Give colchicine 0.6 mg for 1 dose, followed by colchicine 0.3 mg 1 h later. Not to be repeated before 3 days.

Prophylaxis of gout flares with colchicine during treatment with telaprevir

If the original regimen was colchicine 0.6 mg twice daily, reduce the dosage to colchicine 0.3 mg once daily. If the original regimen was colchicine 0.6 mg once daily, reduce the dosage to colchicine 0.3 mg once every other day.

Treatment of familial Mediterranean fever with colchicine during coadministration of telaprevir

The max daily dose of colchicine is 0.6 mg, which may be given once daily or as colchicine 0.3 mg twice daily.

Corticosteroids, inhaled (eg, budesonide, fluticasone); corticosteroids, systemic (eg, dexamethasone, methylprednisolone, prednisone)

Corticosteroid concentrations may be increased. Coadministration with budesonide, fluticasone, methylprednisolone, and prednisone not recommended. Systemic dexamethasone may decrease telaprevir concentrations, reducing the virologic response. Use dexamethasone with caution or consider alternative therapy.

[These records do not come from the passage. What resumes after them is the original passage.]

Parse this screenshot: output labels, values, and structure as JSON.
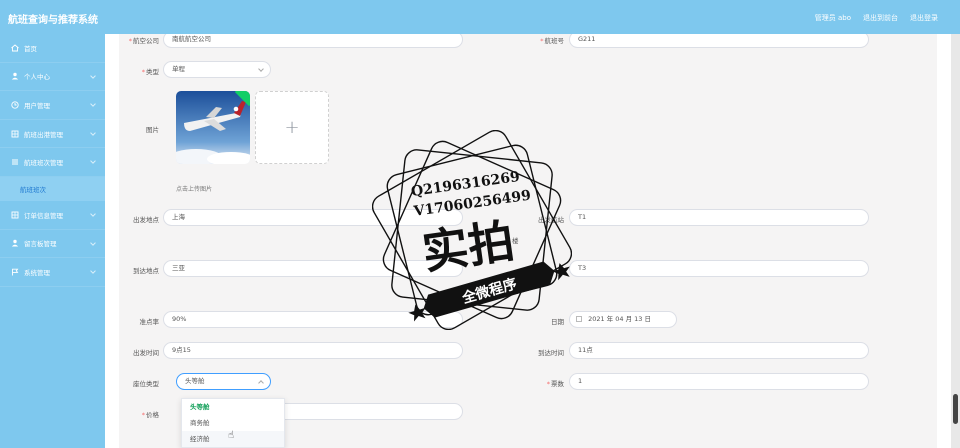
{
  "header": {
    "app_title": "航班查询与推荐系统",
    "admin_label": "管理员 abo",
    "back_to_console": "退出到前台",
    "logout": "退出登录"
  },
  "sidebar": {
    "items": [
      {
        "label": "首页",
        "icon": "home-icon"
      },
      {
        "label": "个人中心",
        "icon": "user-icon"
      },
      {
        "label": "用户管理",
        "icon": "clock-icon"
      },
      {
        "label": "航班出港管理",
        "icon": "grid-icon"
      },
      {
        "label": "航班班次管理",
        "icon": "list-icon"
      },
      {
        "label": "订单信息管理",
        "icon": "grid-icon"
      },
      {
        "label": "留言板管理",
        "icon": "user-icon"
      },
      {
        "label": "系统管理",
        "icon": "flag-icon"
      }
    ],
    "active_sub": "航班班次"
  },
  "form": {
    "airline": {
      "label": "航空公司",
      "value": "南航航空公司"
    },
    "flight_no": {
      "label": "航班号",
      "value": "G211"
    },
    "type": {
      "label": "类型",
      "value": "单程"
    },
    "image": {
      "label": "图片",
      "hint": "点击上传图片",
      "upload_plus": "+"
    },
    "depart_place": {
      "label": "出发地点",
      "value": "上海"
    },
    "depart_terminal": {
      "label": "出发航站",
      "value": "T1",
      "suffix": "楼"
    },
    "arrive_place": {
      "label": "到达地点",
      "value": "三亚"
    },
    "arrive_terminal": {
      "value": "T3",
      "suffix": "楼"
    },
    "punctuality": {
      "label": "准点率",
      "value": "90%"
    },
    "date": {
      "label": "日期",
      "value": "2021 年 04 月 13 日"
    },
    "depart_time": {
      "label": "出发时间",
      "value": "9点15"
    },
    "arrive_time": {
      "label": "到达时间",
      "value": "11点"
    },
    "seat_type": {
      "label": "座位类型",
      "value": "头等舱"
    },
    "tickets": {
      "label": "票数",
      "value": "1"
    },
    "price": {
      "label": "价格"
    },
    "seat_options": [
      "头等舱",
      "商务舱",
      "经济舱"
    ]
  },
  "watermark": {
    "line1": "Q2196316269",
    "line2": "V17060256499",
    "main": "实拍",
    "banner": "全微程序"
  },
  "colors": {
    "header_bg": "#7ec8ee",
    "required": "#f56c6c",
    "active_option": "#13a05a"
  }
}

Darunavir/ritonavir, fosamprenavir/ritonavir

Steady-state exposure to telaprevir and these agents may be reduced. Coadministration of telaprevir and these agents is not recommended.

Digoxin

Digoxin concentrations may be elevated. Start digoxin therapy with the lowest dose. Monitor digoxin serum concentrations for dose titration to obtain the desired clinical effect.

Efavirenz

Steady-state exposure to telaprevir and efavirenz may be reduced, decreasing the virologic response. Clinical and laboratory monitoring is warranted.

Escitalopram

Escitalopram concentrations may be reduced. Monitor the clinical response. Escitalopram dose adjustments may be needed.

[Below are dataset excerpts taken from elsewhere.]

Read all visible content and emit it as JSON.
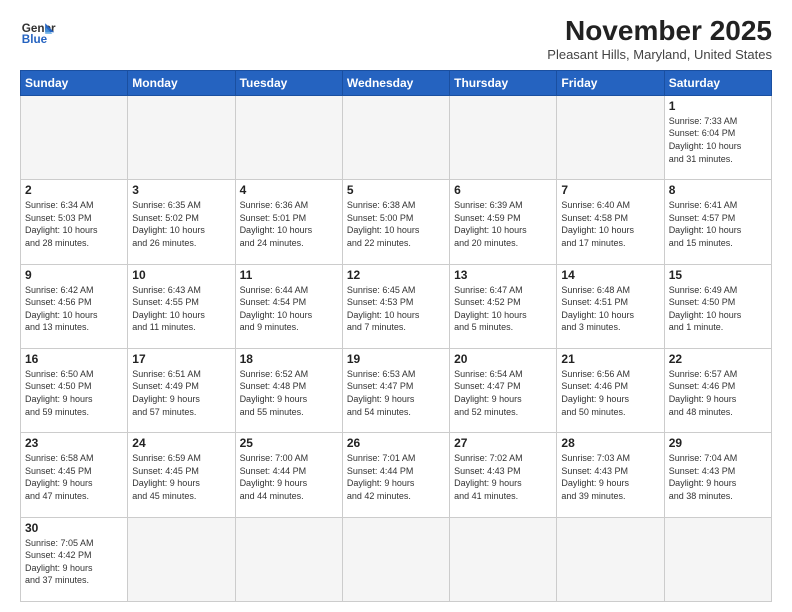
{
  "logo": {
    "line1": "General",
    "line2": "Blue"
  },
  "title": "November 2025",
  "subtitle": "Pleasant Hills, Maryland, United States",
  "weekdays": [
    "Sunday",
    "Monday",
    "Tuesday",
    "Wednesday",
    "Thursday",
    "Friday",
    "Saturday"
  ],
  "weeks": [
    [
      {
        "day": "",
        "info": ""
      },
      {
        "day": "",
        "info": ""
      },
      {
        "day": "",
        "info": ""
      },
      {
        "day": "",
        "info": ""
      },
      {
        "day": "",
        "info": ""
      },
      {
        "day": "",
        "info": ""
      },
      {
        "day": "1",
        "info": "Sunrise: 7:33 AM\nSunset: 6:04 PM\nDaylight: 10 hours\nand 31 minutes."
      }
    ],
    [
      {
        "day": "2",
        "info": "Sunrise: 6:34 AM\nSunset: 5:03 PM\nDaylight: 10 hours\nand 28 minutes."
      },
      {
        "day": "3",
        "info": "Sunrise: 6:35 AM\nSunset: 5:02 PM\nDaylight: 10 hours\nand 26 minutes."
      },
      {
        "day": "4",
        "info": "Sunrise: 6:36 AM\nSunset: 5:01 PM\nDaylight: 10 hours\nand 24 minutes."
      },
      {
        "day": "5",
        "info": "Sunrise: 6:38 AM\nSunset: 5:00 PM\nDaylight: 10 hours\nand 22 minutes."
      },
      {
        "day": "6",
        "info": "Sunrise: 6:39 AM\nSunset: 4:59 PM\nDaylight: 10 hours\nand 20 minutes."
      },
      {
        "day": "7",
        "info": "Sunrise: 6:40 AM\nSunset: 4:58 PM\nDaylight: 10 hours\nand 17 minutes."
      },
      {
        "day": "8",
        "info": "Sunrise: 6:41 AM\nSunset: 4:57 PM\nDaylight: 10 hours\nand 15 minutes."
      }
    ],
    [
      {
        "day": "9",
        "info": "Sunrise: 6:42 AM\nSunset: 4:56 PM\nDaylight: 10 hours\nand 13 minutes."
      },
      {
        "day": "10",
        "info": "Sunrise: 6:43 AM\nSunset: 4:55 PM\nDaylight: 10 hours\nand 11 minutes."
      },
      {
        "day": "11",
        "info": "Sunrise: 6:44 AM\nSunset: 4:54 PM\nDaylight: 10 hours\nand 9 minutes."
      },
      {
        "day": "12",
        "info": "Sunrise: 6:45 AM\nSunset: 4:53 PM\nDaylight: 10 hours\nand 7 minutes."
      },
      {
        "day": "13",
        "info": "Sunrise: 6:47 AM\nSunset: 4:52 PM\nDaylight: 10 hours\nand 5 minutes."
      },
      {
        "day": "14",
        "info": "Sunrise: 6:48 AM\nSunset: 4:51 PM\nDaylight: 10 hours\nand 3 minutes."
      },
      {
        "day": "15",
        "info": "Sunrise: 6:49 AM\nSunset: 4:50 PM\nDaylight: 10 hours\nand 1 minute."
      }
    ],
    [
      {
        "day": "16",
        "info": "Sunrise: 6:50 AM\nSunset: 4:50 PM\nDaylight: 9 hours\nand 59 minutes."
      },
      {
        "day": "17",
        "info": "Sunrise: 6:51 AM\nSunset: 4:49 PM\nDaylight: 9 hours\nand 57 minutes."
      },
      {
        "day": "18",
        "info": "Sunrise: 6:52 AM\nSunset: 4:48 PM\nDaylight: 9 hours\nand 55 minutes."
      },
      {
        "day": "19",
        "info": "Sunrise: 6:53 AM\nSunset: 4:47 PM\nDaylight: 9 hours\nand 54 minutes."
      },
      {
        "day": "20",
        "info": "Sunrise: 6:54 AM\nSunset: 4:47 PM\nDaylight: 9 hours\nand 52 minutes."
      },
      {
        "day": "21",
        "info": "Sunrise: 6:56 AM\nSunset: 4:46 PM\nDaylight: 9 hours\nand 50 minutes."
      },
      {
        "day": "22",
        "info": "Sunrise: 6:57 AM\nSunset: 4:46 PM\nDaylight: 9 hours\nand 48 minutes."
      }
    ],
    [
      {
        "day": "23",
        "info": "Sunrise: 6:58 AM\nSunset: 4:45 PM\nDaylight: 9 hours\nand 47 minutes."
      },
      {
        "day": "24",
        "info": "Sunrise: 6:59 AM\nSunset: 4:45 PM\nDaylight: 9 hours\nand 45 minutes."
      },
      {
        "day": "25",
        "info": "Sunrise: 7:00 AM\nSunset: 4:44 PM\nDaylight: 9 hours\nand 44 minutes."
      },
      {
        "day": "26",
        "info": "Sunrise: 7:01 AM\nSunset: 4:44 PM\nDaylight: 9 hours\nand 42 minutes."
      },
      {
        "day": "27",
        "info": "Sunrise: 7:02 AM\nSunset: 4:43 PM\nDaylight: 9 hours\nand 41 minutes."
      },
      {
        "day": "28",
        "info": "Sunrise: 7:03 AM\nSunset: 4:43 PM\nDaylight: 9 hours\nand 39 minutes."
      },
      {
        "day": "29",
        "info": "Sunrise: 7:04 AM\nSunset: 4:43 PM\nDaylight: 9 hours\nand 38 minutes."
      }
    ],
    [
      {
        "day": "30",
        "info": "Sunrise: 7:05 AM\nSunset: 4:42 PM\nDaylight: 9 hours\nand 37 minutes."
      },
      {
        "day": "",
        "info": ""
      },
      {
        "day": "",
        "info": ""
      },
      {
        "day": "",
        "info": ""
      },
      {
        "day": "",
        "info": ""
      },
      {
        "day": "",
        "info": ""
      },
      {
        "day": "",
        "info": ""
      }
    ]
  ]
}
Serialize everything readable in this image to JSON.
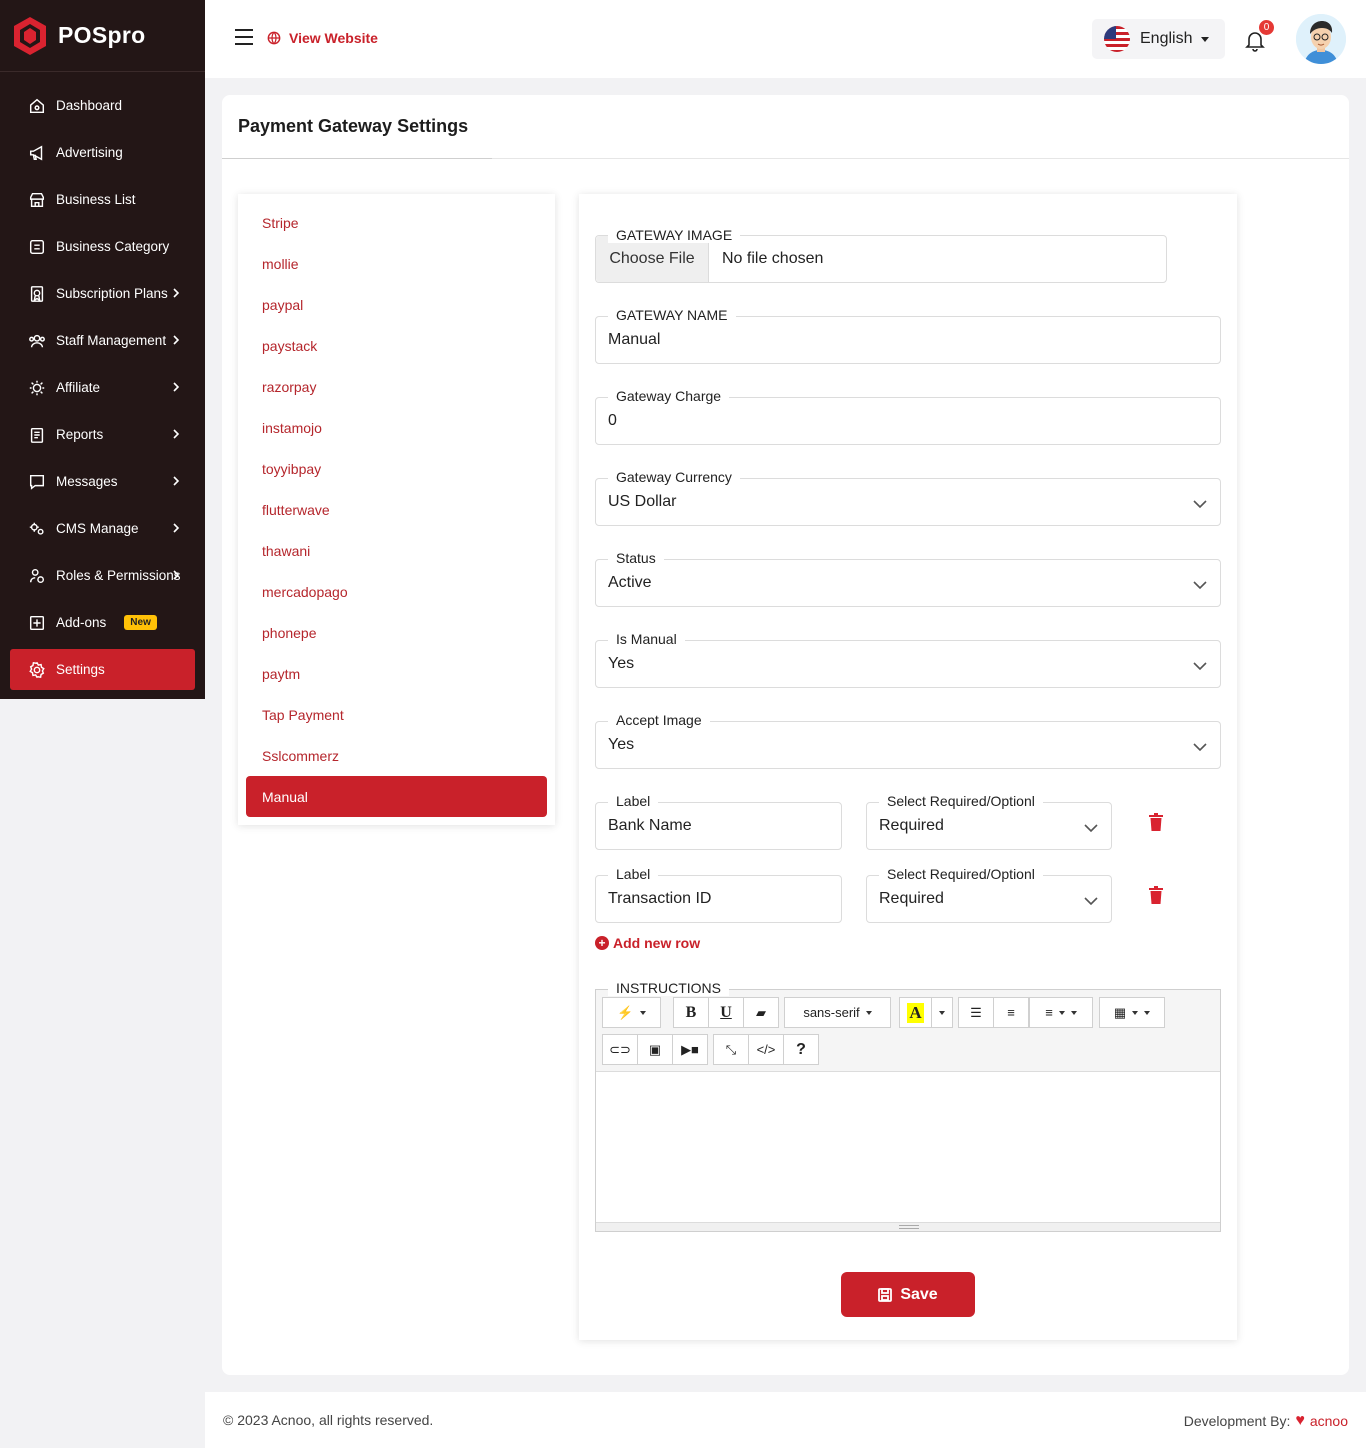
{
  "brand": {
    "name": "POSpro"
  },
  "sidebar": {
    "items": [
      {
        "label": "Dashboard",
        "icon": "home-icon",
        "chevron": false
      },
      {
        "label": "Advertising",
        "icon": "megaphone-icon",
        "chevron": false
      },
      {
        "label": "Business List",
        "icon": "store-icon",
        "chevron": false
      },
      {
        "label": "Business Category",
        "icon": "category-icon",
        "chevron": false
      },
      {
        "label": "Subscription Plans",
        "icon": "plan-icon",
        "chevron": true
      },
      {
        "label": "Staff Management",
        "icon": "users-icon",
        "chevron": true
      },
      {
        "label": "Affiliate",
        "icon": "affiliate-icon",
        "chevron": true
      },
      {
        "label": "Reports",
        "icon": "report-icon",
        "chevron": true
      },
      {
        "label": "Messages",
        "icon": "message-icon",
        "chevron": true
      },
      {
        "label": "CMS Manage",
        "icon": "cog-icon",
        "chevron": true
      },
      {
        "label": "Roles & Permissions",
        "icon": "roles-icon",
        "chevron": true
      },
      {
        "label": "Add-ons",
        "icon": "plus-square-icon",
        "badge": "New"
      },
      {
        "label": "Settings",
        "icon": "settings-icon",
        "active": true
      }
    ]
  },
  "topbar": {
    "view_website": "View Website",
    "language": "English",
    "notification_count": "0"
  },
  "page": {
    "title": "Payment Gateway Settings"
  },
  "gateways": [
    "Stripe",
    "mollie",
    "paypal",
    "paystack",
    "razorpay",
    "instamojo",
    "toyyibpay",
    "flutterwave",
    "thawani",
    "mercadopago",
    "phonepe",
    "paytm",
    "Tap Payment",
    "Sslcommerz",
    "Manual"
  ],
  "active_gateway": "Manual",
  "form": {
    "gateway_image": {
      "label": "GATEWAY IMAGE",
      "button": "Choose File",
      "status": "No file chosen"
    },
    "gateway_name": {
      "label": "GATEWAY NAME",
      "value": "Manual"
    },
    "gateway_charge": {
      "label": "Gateway Charge",
      "value": "0"
    },
    "gateway_currency": {
      "label": "Gateway Currency",
      "value": "US Dollar"
    },
    "status": {
      "label": "Status",
      "value": "Active"
    },
    "is_manual": {
      "label": "Is Manual",
      "value": "Yes"
    },
    "accept_image": {
      "label": "Accept Image",
      "value": "Yes"
    },
    "rows": [
      {
        "label_title": "Label",
        "label_value": "Bank Name",
        "req_title": "Select Required/Optionl",
        "req_value": "Required"
      },
      {
        "label_title": "Label",
        "label_value": "Transaction ID",
        "req_title": "Select Required/Optionl",
        "req_value": "Required"
      }
    ],
    "add_row": "Add new row",
    "instructions": {
      "label": "INSTRUCTIONS",
      "font": "sans-serif",
      "bold": "B",
      "underline": "U",
      "color_glyph": "A",
      "code": "</>",
      "help": "?"
    },
    "save": "Save"
  },
  "footer": {
    "copyright": "© 2023 Acnoo, all rights reserved.",
    "dev_label": "Development By:",
    "dev_company": "acnoo"
  },
  "colors": {
    "accent": "#c9212a",
    "sidebar_bg": "#231616",
    "badge": "#ffc107"
  }
}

Hormonal contraceptives (eg, ethinyl estradiol/norethindrone)

Exposure to ethinyl estradiol may be reduced, decreasing the efficacy. Two effective methods of nonhormonal contraception should be used during treatment with telaprevir. Patients using estrogens as hormone replacement therapy should be monitored for signs of estrogen deficiency.

Immunosuppressive agents (eg, cyclosporine, sirolimus, tacrolimus)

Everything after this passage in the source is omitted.